5 Discussion and conclusions

In this letter we discussed a possible way to show prior-independent results in the context of Bayesian analysis, generalising a previously known method [10,11,12] to deal with multiple models, extending also the work presented in Ref. [27]. The method uses Bayesian model comparison techniques to compare the constraining power of the data at different values of the considered parameter, and is particularly useful when open likelihoods are involved in the analysis. While the method can be similar to a likelihood ratio test, it does not only take into account the information contained in the best-fit point, i.e. the maximum of the likelihood, but also the information of the full posterior, so that in case of multivariate posterior distributions, more conservative limits are obtained. Furthermore, the discussed method can be much less expensive than the likelihood ratio test from the computational point of view.

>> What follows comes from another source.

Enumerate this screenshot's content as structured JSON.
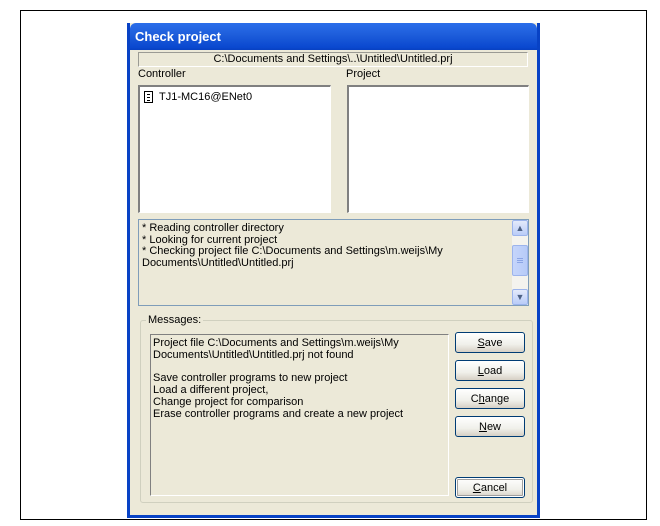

We applied the simple formulas to the case of neutrino mass constraints from cosmology, discussing the case of several datasets analyzed with one single cosmological model, and the case where we have only one dataset but multiple models. In the latter case, Bayesian model comparison also allows to take into account the constraints from the different models to obtain a prior-independent and model-marginalized bound. An extended application of this method is left for a separate work.